Wednesday, August 26, 2015
More IR Photography Fun
Shot with my elderly Olympus E-420. ISO at 100, f22, exposure time of 20 seconds. Note, I also shot this in black and white mode. The greens didn't turn out as 'white' and eerie as I wanted in this shot, but I love the softness of the clouds that were moving through.
Next is basically the same shot at 10 seconds. But edited much differently, I kept working at changing channels and editing until I got white in the foliage.
Well now in this shot I waited for the sun to come out from beneath a cloud and I worked with the colors a bit more and did get the trees behind the house white.
So I decided to follow some instructions I found on developing this shot for a more 'blue' sky and I got this:
Well that certainly is interesting and a bit wild. I abandoned that to go see what my Nikon D3200 outfitted with the 50mm came up with.
Shot with the Nikon with an ISO of 800, f10, and 3 seconds. This didn't turn out too badly and although not perfect with a touch more editing I think the whites would come out if I lost all the color and went strictly black and white [it was shot in black and white mode].
But I got sidetracked and tried some other things instead:
Okay this was really funky looking like some camera gone over to the evil side.
So I messed with the color balance some more and got this:
I liked this for some strange reason, probably because it is so 'out there'.
So I went back to the drawing board and decided to try and do it as a black and white image and perhaps I finally got it.
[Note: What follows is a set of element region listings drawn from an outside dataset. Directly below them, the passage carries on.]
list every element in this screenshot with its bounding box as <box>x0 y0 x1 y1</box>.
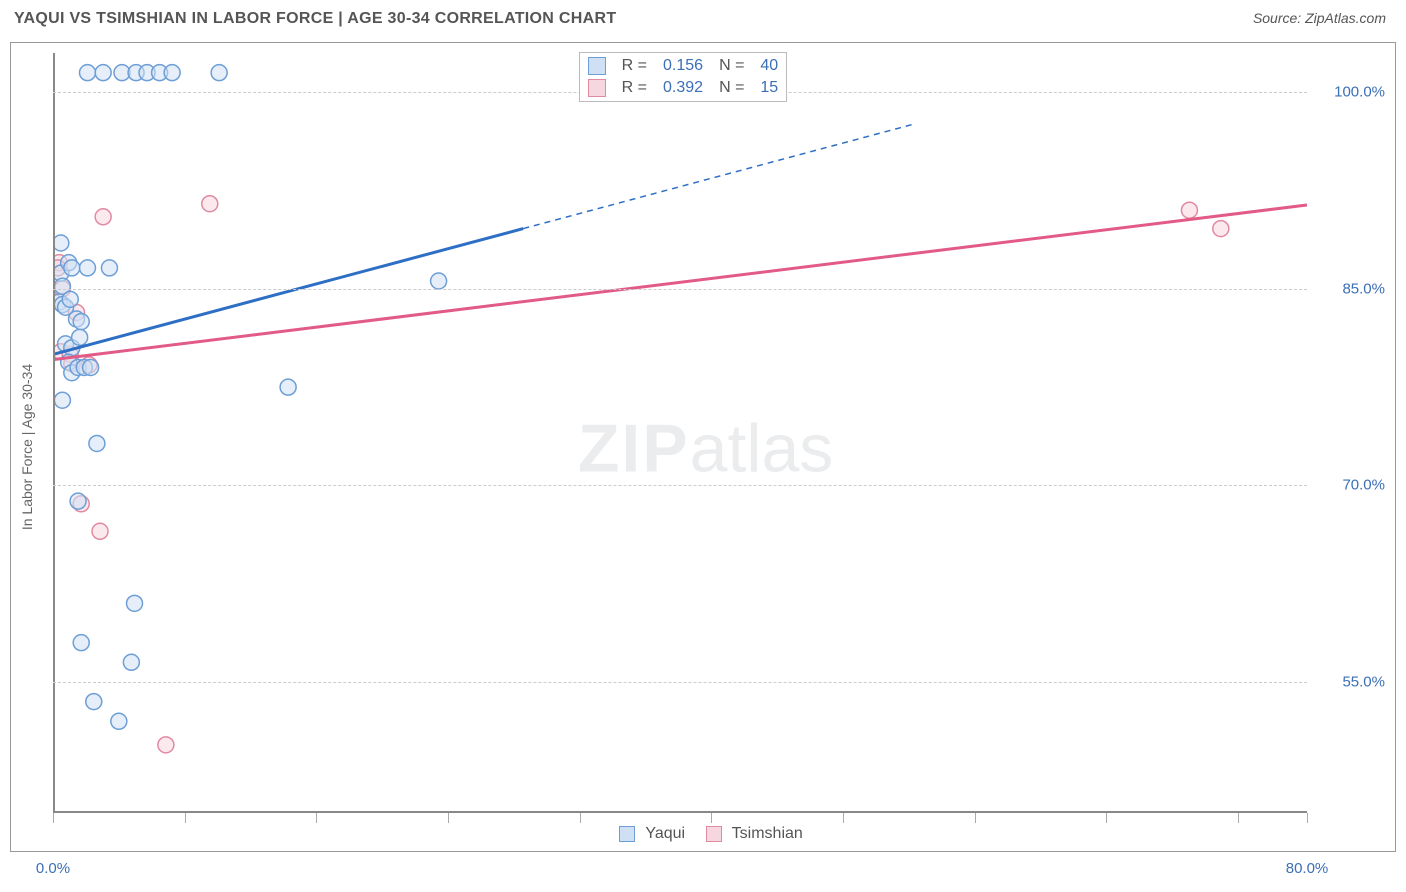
x-tick <box>580 813 581 823</box>
source-attribution: Source: ZipAtlas.com <box>1253 10 1386 26</box>
data-point <box>79 65 95 81</box>
legend-swatch-yaqui <box>619 826 635 842</box>
data-point <box>1181 202 1197 218</box>
y-tick-label: 55.0% <box>1315 673 1385 690</box>
data-point <box>280 379 296 395</box>
plot-area: ZIPatlas 55.0%70.0%85.0%100.0%0.0%80.0% <box>53 53 1307 813</box>
data-point <box>431 273 447 289</box>
data-point <box>73 314 89 330</box>
data-point <box>211 65 227 81</box>
legend-row-yaqui: R = 0.156 N = 40 <box>580 55 787 77</box>
data-point <box>1213 221 1229 237</box>
data-point <box>127 595 143 611</box>
source-prefix: Source: <box>1253 10 1305 26</box>
legend-r-label: R = <box>614 55 655 77</box>
trend-line-yaqui-dash <box>523 124 915 229</box>
x-axis-line <box>53 811 1307 813</box>
legend-n-yaqui: 40 <box>752 55 786 77</box>
trend-line-tsimshian <box>53 205 1307 360</box>
chart-frame: In Labor Force | Age 30-34 ZIPatlas 55.0… <box>10 42 1396 852</box>
x-tick <box>1106 813 1107 823</box>
legend-r-label: R = <box>614 77 655 99</box>
gridline-h <box>53 289 1307 290</box>
data-point <box>158 737 174 753</box>
y-tick-label: 100.0% <box>1315 84 1385 101</box>
data-point <box>164 65 180 81</box>
data-point <box>86 694 102 710</box>
data-point <box>83 359 99 375</box>
data-point <box>79 260 95 276</box>
gridline-h <box>53 682 1307 683</box>
data-point <box>89 435 105 451</box>
x-tick <box>53 813 54 823</box>
trend-line-yaqui <box>53 229 523 355</box>
data-point <box>73 635 89 651</box>
x-tick <box>975 813 976 823</box>
data-point <box>53 235 69 251</box>
y-tick-label: 85.0% <box>1315 280 1385 297</box>
legend-r-yaqui: 0.156 <box>655 55 711 77</box>
legend-label-tsimshian: Tsimshian <box>732 825 803 842</box>
legend-n-label: N = <box>711 77 752 99</box>
legend-swatch-tsimshian-top <box>588 79 606 97</box>
legend-swatch-yaqui-top <box>588 57 606 75</box>
legend-n-tsimshian: 15 <box>752 77 786 99</box>
legend-label-yaqui: Yaqui <box>645 825 685 842</box>
data-point <box>72 329 88 345</box>
legend-stats-table: R = 0.156 N = 40 R = 0.392 N = 15 <box>580 55 787 99</box>
data-point <box>62 291 78 307</box>
data-point <box>92 523 108 539</box>
x-tick <box>448 813 449 823</box>
header-row: YAQUI VS TSIMSHIAN IN LABOR FORCE | AGE … <box>0 0 1406 32</box>
data-point <box>101 260 117 276</box>
x-tick <box>1238 813 1239 823</box>
gridline-h <box>53 485 1307 486</box>
data-point <box>95 209 111 225</box>
x-tick-label: 80.0% <box>1286 860 1329 877</box>
legend-swatch-tsimshian <box>706 826 722 842</box>
data-point <box>95 65 111 81</box>
legend-top: R = 0.156 N = 40 R = 0.392 N = 15 <box>579 52 788 102</box>
legend-r-tsimshian: 0.392 <box>655 77 711 99</box>
data-point <box>54 392 70 408</box>
x-tick <box>711 813 712 823</box>
data-point <box>123 654 139 670</box>
x-tick <box>316 813 317 823</box>
data-point <box>202 196 218 212</box>
legend-bottom: Yaqui Tsimshian <box>11 825 1395 843</box>
x-tick <box>1307 813 1308 823</box>
x-tick <box>185 813 186 823</box>
x-tick-label: 0.0% <box>36 860 70 877</box>
y-axis-label: In Labor Force | Age 30-34 <box>19 364 35 530</box>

What I have learned is that IR Photography isn't something you can just 'run' out and shoot. It takes a lot of thought to set up and look for the proper lighting.
Processing is very difficult because of your colors are predominantly red, so there is a lot of post editing to be done.
I shot in RAW, I used both color and black and white modes, tried different exposures and different methods of processing.
Each time a shot is taken with an IR filter, it will be somewhat of an experiment or personal taste as to how the image turns out.